C'est ainsi que pour rappeler et reconstituer le passé, on a vu se développer au cours des trente dernières années la reconstitution de bateaux, des fêtes de la mer et des musées maritimes de toutes tailles. Il n'est pas surprenant, compte tenu des histoires maritimes qui lient la Cornouailles et le Devon à la Bretagne, que ces mêmes activités y soient apparues. L'une de ces réalisations récentes est l'ouverture du National Maritime Museum sur le front de mer de Falmouth. Dans beaucoup de ces opérations, les impératifs commerciaux sont importants et elles ne rencontrent pas toutes le succès. Ainsi le musée flottant de Port Rhu a rapidement été en difficulté financière après son ouverture en 1993, comme l'était au même moment la pêche.
La conservation du patrimoine architectural est sans aucun doute partiellement nourrie d'une nostalgie pour un passé national. Des convergences dans la lecture de l'histoire des nations ont été volontairement encouragées par les coopérations européennes, en particulier lors de l'Année Européenne du Patrimoine Architectural de 1975. Le slogan « Offrir un avenir à notre passé » reprenait assez largement des objectifs déjà bien développés en France et au Royaume-Uni.
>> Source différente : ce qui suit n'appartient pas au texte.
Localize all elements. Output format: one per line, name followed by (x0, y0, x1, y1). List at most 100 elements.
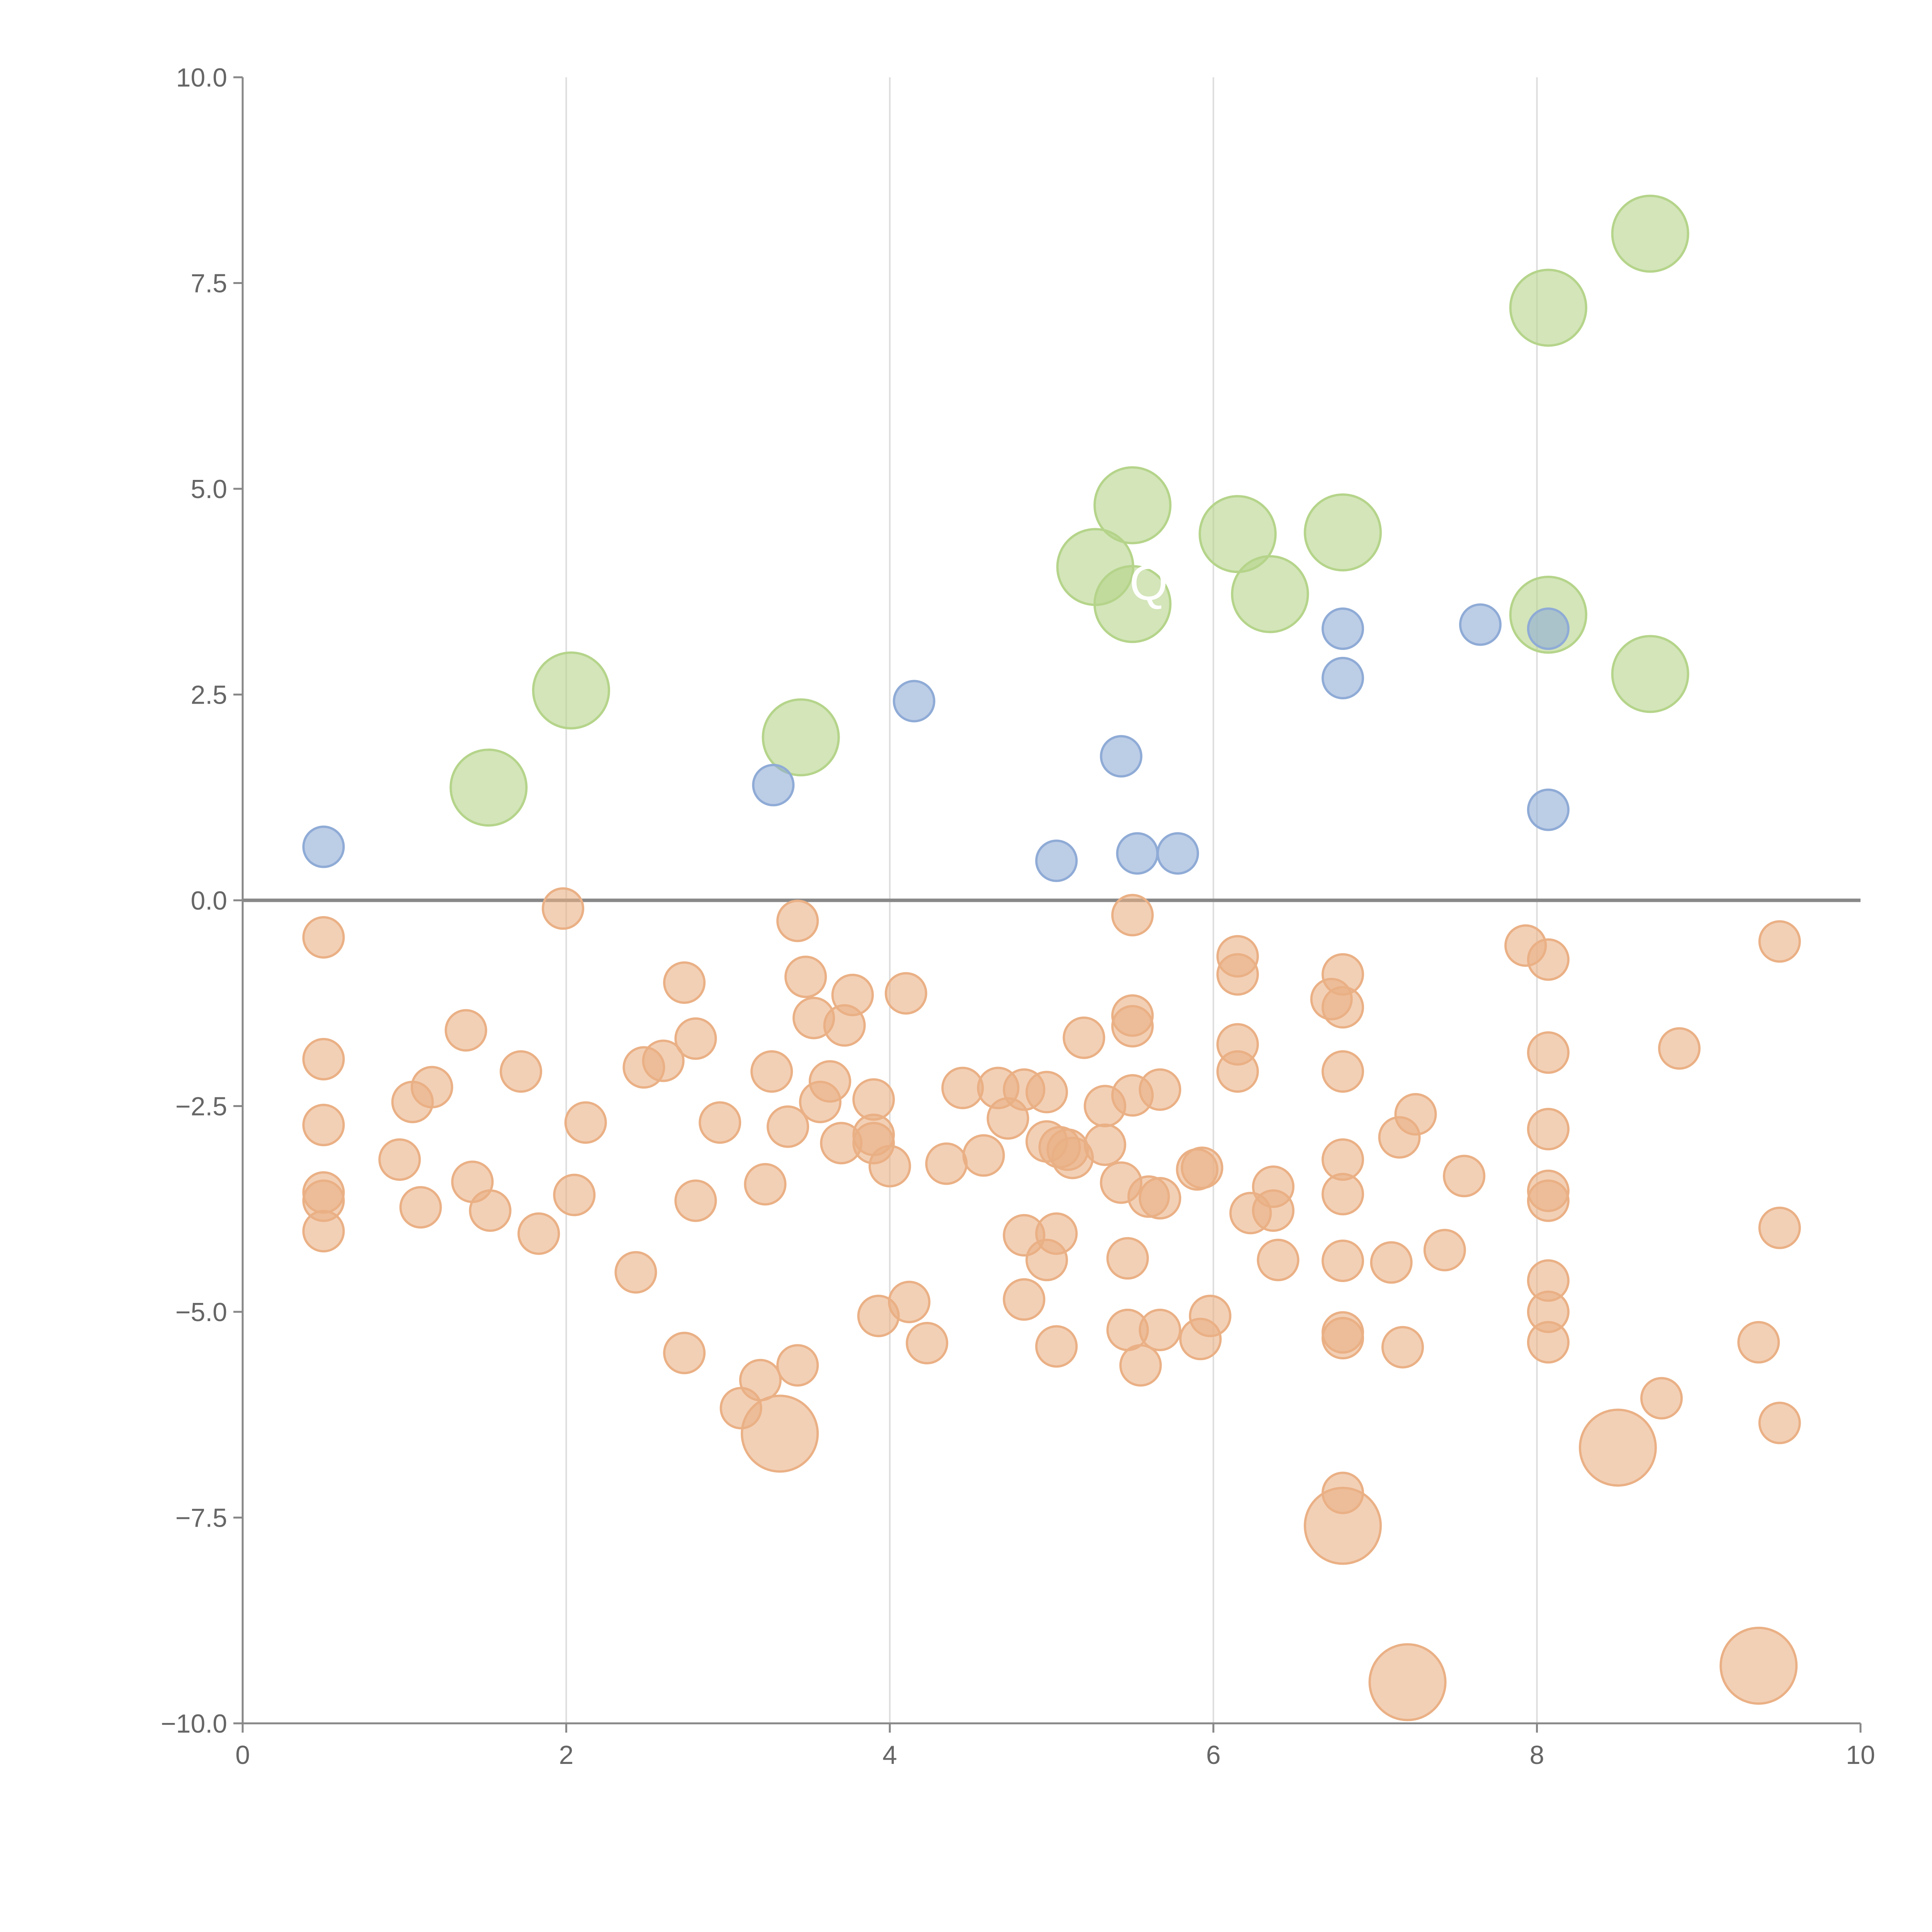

Peu de temps après, le National Heritage Act de 1980 affichait deux objectifs principaux : s'assurer que le patrimoine était mis à disposition en tant que produit culturel et qu'il était diffusé comme tel. En 1984, un nouvel organisme fut créé par le Parlement pour la protection du patrimoine : English Heritage. Il a pour rôle de conseiller le gouvernement sur tous les problèmes de préservation du patrimoine, y compris le classement des bâtiments historiques. Il subventionne de façon importante des chantiers archéologiques, des zones de protection et la restauration de bâtiments classés. Il a en charge quelques 400 propriétés historiques. Sur un plan plus commercial, English Heritage produit également des spectacles scénographiques parmi les plus importants d'Europe, de grandes reconstitutions historiques, des batailles, des campements, des marchés médiévaux ; grands spectacles version « Disney ».
Beaucoup considèrent que cela participe d'une entreprise de reconstruction et même de réinvention du passé et y voient une tentative de refaçonner la mémoire collective. L'Unesco ne se préoccupe guère de ces subtilités académiques, elle réalise depuis 1978 un classement du patrimoine mondial pour des sites d'intérêt naturel ou culturel. À ce jour, sur plus de 850 sites classés au patrimoine mondial, les plus récents ayant fait l'objet d'un classement dans l'espace Manche sont les paysages miniers des Cornouailles et ouest Devon et le bassin minier du Nord-Pas-de-Calais.